Turkey plans to set up military base in Libya: Local media
Iran Press TV
Tuesday, 17 December 2019 11:18 AM
Turkey is planning to establish a military base in Libya aimed at providing greater support for the Tripoli-based unity Government of National Accord (GNA) in the wake of a military deal signed between the two sides last month.
Local media reported Monday that the military base will be established in Tripoli, and that Ankara had already started to prepare and provide necessary equipment to the base in support of Libya's internationally-recognized government led by Fayez al-Sarraj.
Turkish daily Yeni Shafak quoted military sources as saying that Ankara had asked the armed forces to equip ships and warplanes in preparation for the transfer of Turkish forces to Libya.
The sources said that the transfer process to Tripoli have already begun, with ships transferring drones, tanks, special forces and commando units.
Sources also revealed cargo planes and helicopters have been prepared and alerted to take off towards the GNA-held Misrata Airport.

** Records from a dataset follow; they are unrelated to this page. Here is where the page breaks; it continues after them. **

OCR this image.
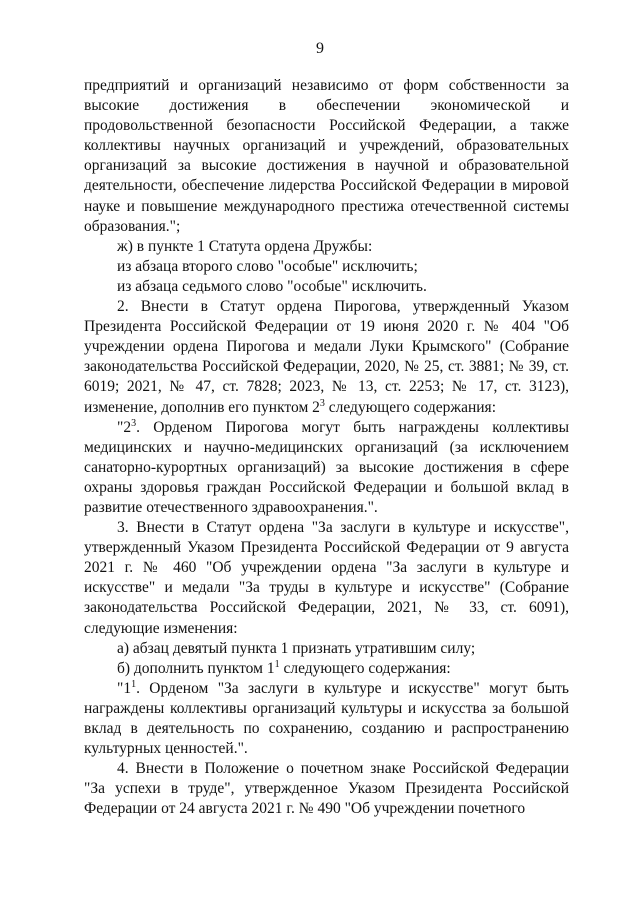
9

предприятий и организаций независимо от форм собственности за высокие достижения в обеспечении экономической и продовольственной безопасности Российской Федерации, а также коллективы научных организаций и учреждений, образовательных организаций за высокие достижения в научной и образовательной деятельности, обеспечение лидерства Российской Федерации в мировой науке и повышение международного престижа отечественной системы образования.";

ж) в пункте 1 Статута ордена Дружбы:

из абзаца второго слово "особые" исключить;

из абзаца седьмого слово "особые" исключить.

2. Внести в Статут ордена Пирогова, утвержденный Указом Президента Российской Федерации от 19 июня 2020 г. № 404 "Об учреждении ордена Пирогова и медали Луки Крымского" (Собрание законодательства Российской Федерации, 2020, № 25, ст. 3881; № 39, ст. 6019; 2021, № 47, ст. 7828; 2023, № 13, ст. 2253; № 17, ст. 3123), изменение, дополнив его пунктом $2^3$ следующего содержания:

"$2^3$. Орденом Пирогова могут быть награждены коллективы медицинских и научно-медицинских организаций (за исключением санаторно-курортных организаций) за высокие достижения в сфере охраны здоровья граждан Российской Федерации и большой вклад в развитие отечественного здравоохранения.".

3. Внести в Статут ордена "За заслуги в культуре и искусстве", утвержденный Указом Президента Российской Федерации от 9 августа 2021 г. № 460 "Об учреждении ордена "За заслуги в культуре и искусстве" и медали "За труды в культуре и искусстве" (Собрание законодательства Российской Федерации, 2021, № 33, ст. 6091), следующие изменения:

а) абзац девятый пункта 1 признать утратившим силу;

б) дополнить пунктом $1^1$ следующего содержания:

"$1^1$. Орденом "За заслуги в культуре и искусстве" могут быть награждены коллективы организаций культуры и искусства за большой вклад в деятельность по сохранению, созданию и распространению культурных ценностей.".

4. Внести в Положение о почетном знаке Российской Федерации "За успехи в труде", утвержденное Указом Президента Российской Федерации от 24 августа 2021 г. № 490 "Об учреждении почетного
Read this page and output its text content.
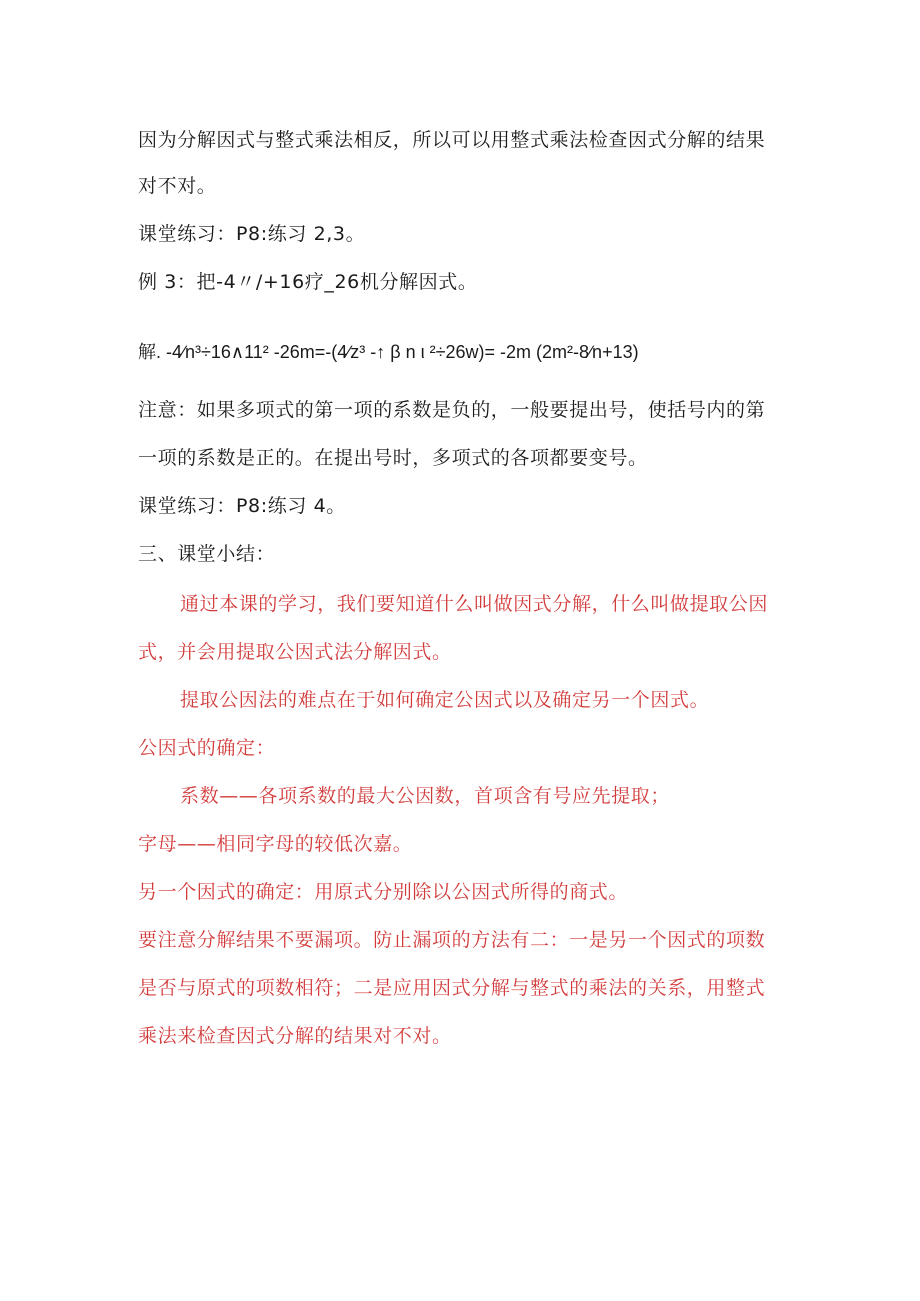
因为分解因式与整式乘法相反，所以可以用整式乘法检查因式分解的结果
对不对。
课堂练习：P8:练习 2,3。
例 3：把-4〃/+16疗_26机分解因式。
解. -4∕n³÷16∧11² -26m=-(4∕z³ -↑ β n ι ²÷26w)= -2m (2m²-8∕n+13)
注意：如果多项式的第一项的系数是负的，一般要提出号，使括号内的第
一项的系数是正的。在提出号时，多项式的各项都要变号。
课堂练习：P8:练习 4。
三、课堂小结：
通过本课的学习，我们要知道什么叫做因式分解，什么叫做提取公因
式，并会用提取公因式法分解因式。
提取公因法的难点在于如何确定公因式以及确定另一个因式。
公因式的确定：
系数——各项系数的最大公因数，首项含有号应先提取；
字母——相同字母的较低次嘉。
另一个因式的确定：用原式分别除以公因式所得的商式。
要注意分解结果不要漏项。防止漏项的方法有二：一是另一个因式的项数
是否与原式的项数相符；二是应用因式分解与整式的乘法的关系，用整式
乘法来检查因式分解的结果对不对。
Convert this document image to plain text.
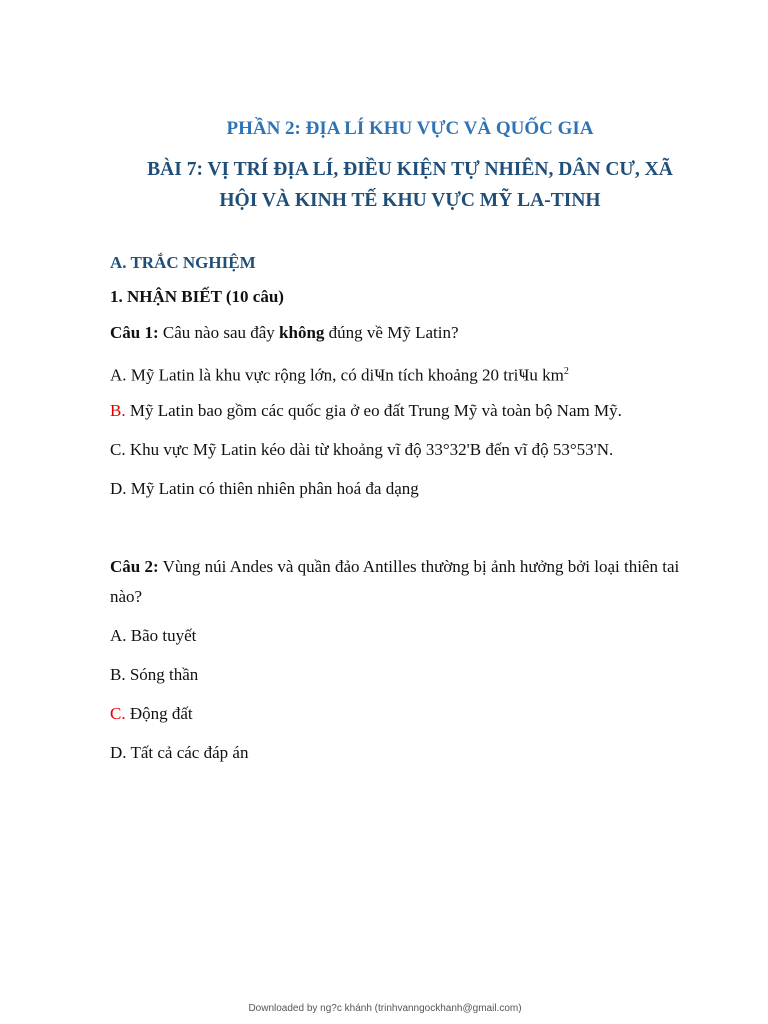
PHẦN 2: ĐỊA LÍ KHU VỰC VÀ QUỐC GIA
BÀI 7: VỊ TRÍ ĐỊA LÍ, ĐIỀU KIỆN TỰ NHIÊN, DÂN CƯ, XÃ
HỘI VÀ KINH TẾ KHU VỰC MỸ LA-TINH
A. TRẮC NGHIỆM
1. NHẬN BIẾT (10 câu)
Câu 1: Câu nào sau đây không đúng về Mỹ Latin?
A. Mỹ Latin là khu vực rộng lớn, có diҸn tích khoảng 20 triҸu $km^2$
B. Mỹ Latin bao gồm các quốc gia ở eo đất Trung Mỹ và toàn bộ Nam Mỹ.
C. Khu vực Mỹ Latin kéo dài từ khoảng vĩ độ 33°32'B đến vĩ độ 53°53'N.
D. Mỹ Latin có thiên nhiên phân hoá đa dạng
Câu 2: Vùng núi Andes và quần đảo Antilles thường bị ảnh hưởng bởi loại thiên tai nào?
A. Bão tuyết
B. Sóng thần
C. Động đất
D. Tất cả các đáp án
Downloaded by ng?c khánh (trinhvanngockhanh@gmail.com)
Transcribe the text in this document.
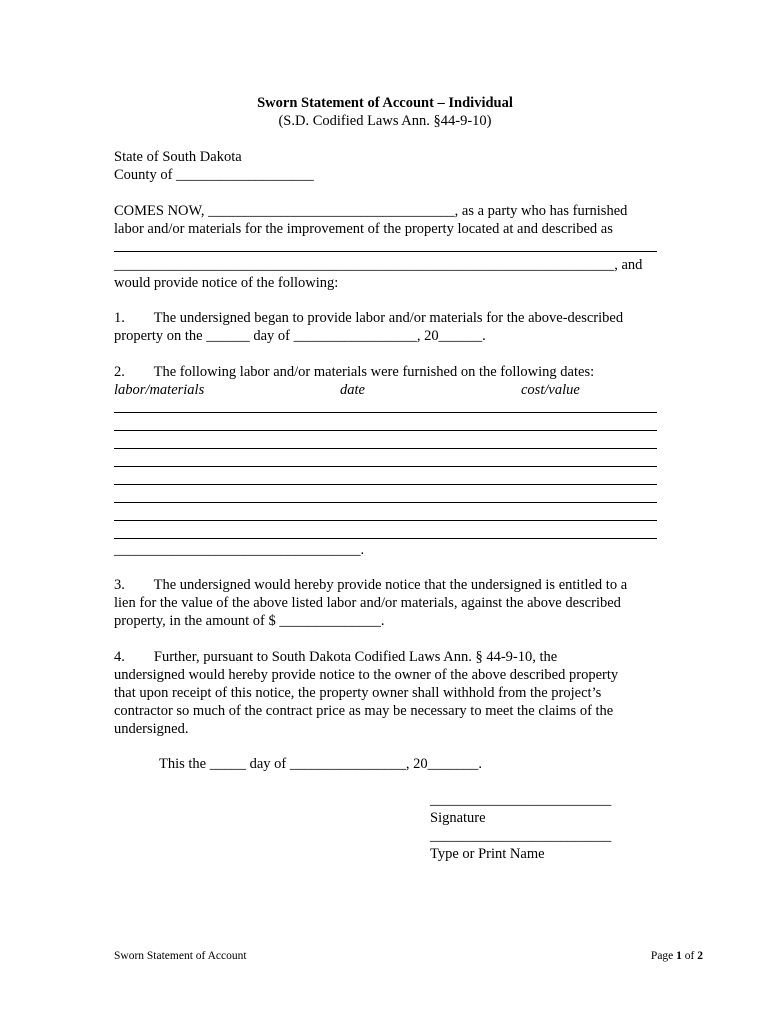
Sworn Statement of Account – Individual
(S.D. Codified Laws Ann. §44-9-10)
State of South Dakota
County of ___________________
COMES NOW, __________________________________, as a party who has furnished
labor and/or materials for the improvement of the property located at and described as
_____________________________________________________________________, and
would provide notice of the following:
1.        The undersigned began to provide labor and/or materials for the above-described
property on the ______ day of _________________, 20______.
2.        The following labor and/or materials were furnished on the following dates:
labor/materials	date	cost/value
__________________________________.
3.        The undersigned would hereby provide notice that the undersigned is entitled to a
lien for the value of the above listed labor and/or materials, against the above described
property, in the amount of $ ______________.
4.        Further, pursuant to South Dakota Codified Laws Ann. § 44-9-10, the
undersigned would hereby provide notice to the owner of the above described property
that upon receipt of this notice, the property owner shall withhold from the project’s
contractor so much of the contract price as may be necessary to meet the claims of the
undersigned.
This the _____ day of ________________, 20_______.
_________________________
Signature
_________________________
Type or Print Name
Sworn Statement of Account	Page 1 of 2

A day earlier, media reports suggested that President Recep Tayyip Erdogan had held talks with Sarraj in Istanbul, just days after the Turkish leader said he was ready to send troops into Libya upon Tripoli's request.
During the previous meeting between the two men in Istanbul late last month, Ankara and Tripoli signed an accord on expanded security and military cooperation as well as delimitation of maritime jurisdiction.
The November military deal was introduced in the Turkish parliament on Saturday.
If the military agreement is approved by lawmakers, the GNA can request vehicles, equipment and weapons for use in army, navy and air operations. It also provisions for new intelligence sharing.
Since 2014, Libya has been divided between two rival governments: the House of Representatives based in the eastern city of Tobruk and the GNA.
Renegade Libyan general Khalifa Haftar, who is commander-in-chief of the so-called Libyan National Army (LNA), supports the eastern government. In April, he launched an offensive to capture the capital Tripoli and oust the GNA.
Despite intense and deadly clashes between the two sides, Haftar has so far failed to achieve his objective and his offensive stalled outside the capital.
Libya plunged into chaos in 2011, when a popular uprising and a NATO intervention led to the ouster of long-time dictator Muammar Gaddafi and his execution by unruly fighters.
Sarraj's government has been attempting to establish order ever since.